Es war ein begrenzter Krieg zwischen nur zwei Mächten, weit ab vom üblichen Weltgeschehen. Aber doch hat er die Geschichte mehr verändert als viele größere Kriege: Vor 100 Jahren wurde mit der Seeschlacht von Tsushima der russisch-japanische Krieg am 27. Mai 1905 entschieden - und die Basis für zwei Revolutionen gelegt, von denen eine die Welt erschütterte.
Begonnen hatte der Krieg am 9. Februar 1904. Japans Flotte griff, wie 37 Jahre später in Pearl Harbor, ohne Kriegserklärung den russischen Hafen Port Arthur an. Um den Flottenstützpunkt in China hatten sich die alte Großmacht Russland und das rasant wachsende Japan seit Jahrzehnten ebenso gestritten wie um die Mandschurei, den reichen Nordosten Chinas. St. Petersburg hatte den Chinesen Schutz vor den "japanischen Affen" (Zar Nikolaus II.) versprochen, 1898 aber Port Arthur gepachtet. Von da gingen die begehrlichen Blicke weiter auf Korea, das die Japaner ebenso in ihren Machtbereich einbeziehen wollten wie die Mandschurei.
Demoralisierte Russen
Bei Kriegsausbruch zeigte sich schnell, dass die Russen schlecht ausgerüstet und noch schlechter geführt waren. So kam es zu der Niederlage bei Mukden, der bis dahin größten Schlacht. Mehr als 600.000 Soldaten standen einander im März 1905 nahe der Hauptstadt der Mandschurei, dem heutigen Shenyang, gegenüber - 50.000 blieben auf dem Schlachtfeld. Es waren zwar auch 16.000 Japaner gefallen, doch die 26.000 Toten, ebenso vielen Verwundeten und 40.000 Gefangenen in den eigenen Reihen demoralisierten die Russen.
Doch den entscheidenden Stoß versetzte die japanische Flotte dem Gegner - nach einer Reihe haarsträubender Fehlentscheidungen der Russen. Das galt besonders für die von Zar Nikolaus entsandte Ostseeflotte. Die Admirale wähnten sich schon auf der Doggerbank von japanischen Fischerbooten umstellt, mitten in der Nordsee. Die riesige Flotte feuerte stundenlang auf den vermuteten Feind - englische Fischerboote. Trotz des schweren Gefechts konnten die Russen nur einen der etwa 30 langsamen und unbewaffneten Trawler versenken. Zwei Fischer starben, die - selbst verursachten - Verluste der Russen waren etwa ebenso hoch.

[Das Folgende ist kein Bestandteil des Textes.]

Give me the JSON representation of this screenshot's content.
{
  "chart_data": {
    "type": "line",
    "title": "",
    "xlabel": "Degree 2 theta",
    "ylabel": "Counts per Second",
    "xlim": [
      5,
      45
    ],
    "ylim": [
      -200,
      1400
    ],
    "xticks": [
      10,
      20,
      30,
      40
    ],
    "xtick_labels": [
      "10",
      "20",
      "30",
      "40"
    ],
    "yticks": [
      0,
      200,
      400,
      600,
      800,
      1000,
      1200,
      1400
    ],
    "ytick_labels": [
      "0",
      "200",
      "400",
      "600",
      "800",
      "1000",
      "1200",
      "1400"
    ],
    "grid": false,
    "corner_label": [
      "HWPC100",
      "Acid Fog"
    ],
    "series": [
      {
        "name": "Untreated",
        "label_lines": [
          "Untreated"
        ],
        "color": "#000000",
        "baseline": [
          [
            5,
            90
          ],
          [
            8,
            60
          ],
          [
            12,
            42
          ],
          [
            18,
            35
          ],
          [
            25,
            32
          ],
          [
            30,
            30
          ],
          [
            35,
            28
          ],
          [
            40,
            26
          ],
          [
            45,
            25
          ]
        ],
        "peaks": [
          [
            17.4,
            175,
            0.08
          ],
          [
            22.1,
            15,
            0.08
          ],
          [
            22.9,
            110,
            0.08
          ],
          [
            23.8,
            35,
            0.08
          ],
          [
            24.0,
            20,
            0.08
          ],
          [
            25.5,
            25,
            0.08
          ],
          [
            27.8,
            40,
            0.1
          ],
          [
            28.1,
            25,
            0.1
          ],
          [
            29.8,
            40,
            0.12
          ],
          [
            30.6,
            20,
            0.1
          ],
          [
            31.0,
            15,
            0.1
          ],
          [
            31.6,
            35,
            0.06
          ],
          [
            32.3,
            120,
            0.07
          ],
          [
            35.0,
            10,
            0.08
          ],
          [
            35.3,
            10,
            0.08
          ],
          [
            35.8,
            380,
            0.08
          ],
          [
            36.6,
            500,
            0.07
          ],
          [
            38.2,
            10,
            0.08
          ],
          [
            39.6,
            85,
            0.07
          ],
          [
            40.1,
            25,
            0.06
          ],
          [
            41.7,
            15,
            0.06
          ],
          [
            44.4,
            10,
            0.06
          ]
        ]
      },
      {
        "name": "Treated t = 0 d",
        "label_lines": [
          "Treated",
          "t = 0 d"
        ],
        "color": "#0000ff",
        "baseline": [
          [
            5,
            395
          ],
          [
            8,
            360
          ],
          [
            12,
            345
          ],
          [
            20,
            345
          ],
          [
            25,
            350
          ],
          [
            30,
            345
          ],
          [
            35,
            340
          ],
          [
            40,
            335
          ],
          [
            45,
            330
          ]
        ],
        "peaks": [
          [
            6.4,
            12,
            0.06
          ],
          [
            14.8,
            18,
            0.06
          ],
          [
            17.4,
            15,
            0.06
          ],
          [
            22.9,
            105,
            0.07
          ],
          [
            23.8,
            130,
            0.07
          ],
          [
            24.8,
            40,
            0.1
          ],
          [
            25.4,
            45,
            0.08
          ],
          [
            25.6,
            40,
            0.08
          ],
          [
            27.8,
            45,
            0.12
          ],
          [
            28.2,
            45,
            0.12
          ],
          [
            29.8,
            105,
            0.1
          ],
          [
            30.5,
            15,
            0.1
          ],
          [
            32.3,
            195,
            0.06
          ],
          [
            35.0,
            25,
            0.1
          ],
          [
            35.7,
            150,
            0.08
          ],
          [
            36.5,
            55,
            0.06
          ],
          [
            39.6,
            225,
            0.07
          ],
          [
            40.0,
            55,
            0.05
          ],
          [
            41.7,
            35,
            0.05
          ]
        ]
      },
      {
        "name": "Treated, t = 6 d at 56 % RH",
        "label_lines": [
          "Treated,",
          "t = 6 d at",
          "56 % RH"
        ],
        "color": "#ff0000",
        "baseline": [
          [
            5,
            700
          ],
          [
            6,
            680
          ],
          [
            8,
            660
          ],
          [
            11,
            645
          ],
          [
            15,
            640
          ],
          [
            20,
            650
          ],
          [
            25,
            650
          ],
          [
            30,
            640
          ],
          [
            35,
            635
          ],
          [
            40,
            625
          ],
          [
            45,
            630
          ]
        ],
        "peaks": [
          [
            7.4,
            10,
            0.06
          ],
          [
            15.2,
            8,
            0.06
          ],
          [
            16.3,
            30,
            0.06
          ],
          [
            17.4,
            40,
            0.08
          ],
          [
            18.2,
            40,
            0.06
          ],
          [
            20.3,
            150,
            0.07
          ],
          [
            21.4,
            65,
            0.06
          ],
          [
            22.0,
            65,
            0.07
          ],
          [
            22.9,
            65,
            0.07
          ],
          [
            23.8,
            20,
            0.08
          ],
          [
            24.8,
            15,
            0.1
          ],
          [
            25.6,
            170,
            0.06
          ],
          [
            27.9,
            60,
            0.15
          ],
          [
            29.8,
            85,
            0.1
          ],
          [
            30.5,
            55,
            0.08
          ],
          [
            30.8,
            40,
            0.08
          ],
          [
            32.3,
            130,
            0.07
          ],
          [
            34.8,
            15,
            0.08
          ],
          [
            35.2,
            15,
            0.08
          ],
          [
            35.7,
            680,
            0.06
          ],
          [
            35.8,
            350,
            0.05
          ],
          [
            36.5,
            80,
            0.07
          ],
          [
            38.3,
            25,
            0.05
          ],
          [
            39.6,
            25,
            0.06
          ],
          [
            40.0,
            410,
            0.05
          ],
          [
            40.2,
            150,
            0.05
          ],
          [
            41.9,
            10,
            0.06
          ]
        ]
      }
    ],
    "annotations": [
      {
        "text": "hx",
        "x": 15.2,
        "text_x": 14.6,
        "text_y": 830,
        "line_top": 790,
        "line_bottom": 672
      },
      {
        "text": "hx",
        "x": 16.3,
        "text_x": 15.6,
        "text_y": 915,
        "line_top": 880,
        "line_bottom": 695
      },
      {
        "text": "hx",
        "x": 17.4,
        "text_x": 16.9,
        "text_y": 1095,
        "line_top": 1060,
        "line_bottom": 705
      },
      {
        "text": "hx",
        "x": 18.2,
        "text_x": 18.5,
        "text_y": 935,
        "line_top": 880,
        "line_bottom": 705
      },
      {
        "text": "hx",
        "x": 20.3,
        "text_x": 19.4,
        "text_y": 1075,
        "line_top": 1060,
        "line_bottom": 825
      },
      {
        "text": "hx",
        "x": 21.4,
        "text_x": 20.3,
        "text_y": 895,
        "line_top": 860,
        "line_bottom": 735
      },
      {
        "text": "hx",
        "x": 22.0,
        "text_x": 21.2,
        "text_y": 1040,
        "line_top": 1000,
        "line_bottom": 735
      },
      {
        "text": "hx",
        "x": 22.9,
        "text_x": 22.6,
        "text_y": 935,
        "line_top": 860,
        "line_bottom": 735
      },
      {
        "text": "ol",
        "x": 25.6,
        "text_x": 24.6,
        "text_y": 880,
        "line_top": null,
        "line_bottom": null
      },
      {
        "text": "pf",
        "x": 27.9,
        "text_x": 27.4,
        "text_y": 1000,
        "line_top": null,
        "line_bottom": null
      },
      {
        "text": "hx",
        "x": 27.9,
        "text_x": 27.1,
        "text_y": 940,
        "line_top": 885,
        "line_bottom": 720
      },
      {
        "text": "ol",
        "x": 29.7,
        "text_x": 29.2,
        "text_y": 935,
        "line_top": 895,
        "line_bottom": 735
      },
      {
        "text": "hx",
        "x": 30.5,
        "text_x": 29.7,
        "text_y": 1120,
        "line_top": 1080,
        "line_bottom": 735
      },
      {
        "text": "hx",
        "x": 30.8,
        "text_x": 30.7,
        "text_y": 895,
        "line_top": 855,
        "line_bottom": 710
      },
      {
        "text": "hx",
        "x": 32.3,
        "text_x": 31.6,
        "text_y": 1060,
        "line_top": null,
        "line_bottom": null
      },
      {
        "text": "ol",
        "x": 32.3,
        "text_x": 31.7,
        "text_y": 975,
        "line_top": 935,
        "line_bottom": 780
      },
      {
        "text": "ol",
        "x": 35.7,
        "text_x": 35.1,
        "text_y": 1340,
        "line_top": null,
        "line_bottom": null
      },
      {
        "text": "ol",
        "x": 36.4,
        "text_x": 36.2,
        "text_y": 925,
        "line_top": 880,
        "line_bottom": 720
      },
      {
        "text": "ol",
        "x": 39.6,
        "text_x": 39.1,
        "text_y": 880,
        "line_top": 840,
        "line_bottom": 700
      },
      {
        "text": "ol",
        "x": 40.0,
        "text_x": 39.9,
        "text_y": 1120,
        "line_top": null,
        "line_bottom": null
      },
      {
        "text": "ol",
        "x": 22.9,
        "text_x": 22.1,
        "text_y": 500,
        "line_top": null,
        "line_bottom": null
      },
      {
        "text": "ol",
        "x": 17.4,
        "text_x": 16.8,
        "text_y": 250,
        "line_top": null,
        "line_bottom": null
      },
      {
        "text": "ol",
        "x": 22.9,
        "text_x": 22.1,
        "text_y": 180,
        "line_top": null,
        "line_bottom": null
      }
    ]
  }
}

Der Flottenverband durchfuhr den Atlantik, umschiffte ganz Afrika, durchquerte den Indischen Ozean und hatte schließlich mit 34.000 Kilometern fast den Erdumfang zurückgelegt, als er bei Tsushima von japanischen Schiffen gestellt wurde. Die Japaner schlugen die Russen vernichtend, bevor diese überhaupt in den Krieg eingreifen konnten: St. Petersburg verlor in wenigen Stunden 35 von 38 Schiffen - darunter acht Schlachtschiffe und neun Kreuzer. Fast 5000 Russen starben, mehr als 7000, darunter drei Admiräle, gingen in Gefangenschaft. Sie hatten nicht mehr als drei kleine Torpedoboote der Japaner versenkt.
Friedensnobelpreis für Theodore Roosevelt
Erst nach Tsushima akzeptierte Zar Nikolaus ein Vermittlungsangebot von Theodore Roosevelt, der später für seine Bemühungen als erster US-Präsident den Friedensnobelpreis erhielt. Die Japaner, an der Grenze ihrer Kraft, nahmen den Frieden von Portsmouth an: Russland zog sich aus der Mandschurei zurück, Japan bekam die Halbinsel Liaotung mit Port Arthur und die südliche Hälfte von Sachalin.
Zum ersten Mal in der Neuzeit war eine europäische von einer fremden Macht besiegt worden. Doch auch den Japanern brachte der Sieg kein Glück. Tokio war isoliert und glaubte später, mit der gleichen Taktik auch die USA besiegen zu können. Der Angriff auf Pearl Harbor schlug als Katastrophe auf Japan zurück.
In Russland war mit dem Krieg der Ruf nach Reformen laut geworden. Am 22. Januar 1905, dem als "Blutsonntag in die Geschichte eingegangenen Tag, marschierten Hunderttausende auf das Winterpalais in St. Petersburg. Soldaten schossen in die Menge, Hunderte starben. Zwölf Jahre später folgte, so schrieb Leo Trotzki, "auf die Generalprobe von 1905 die Revolution von 1917", die "Oktoberrevolution".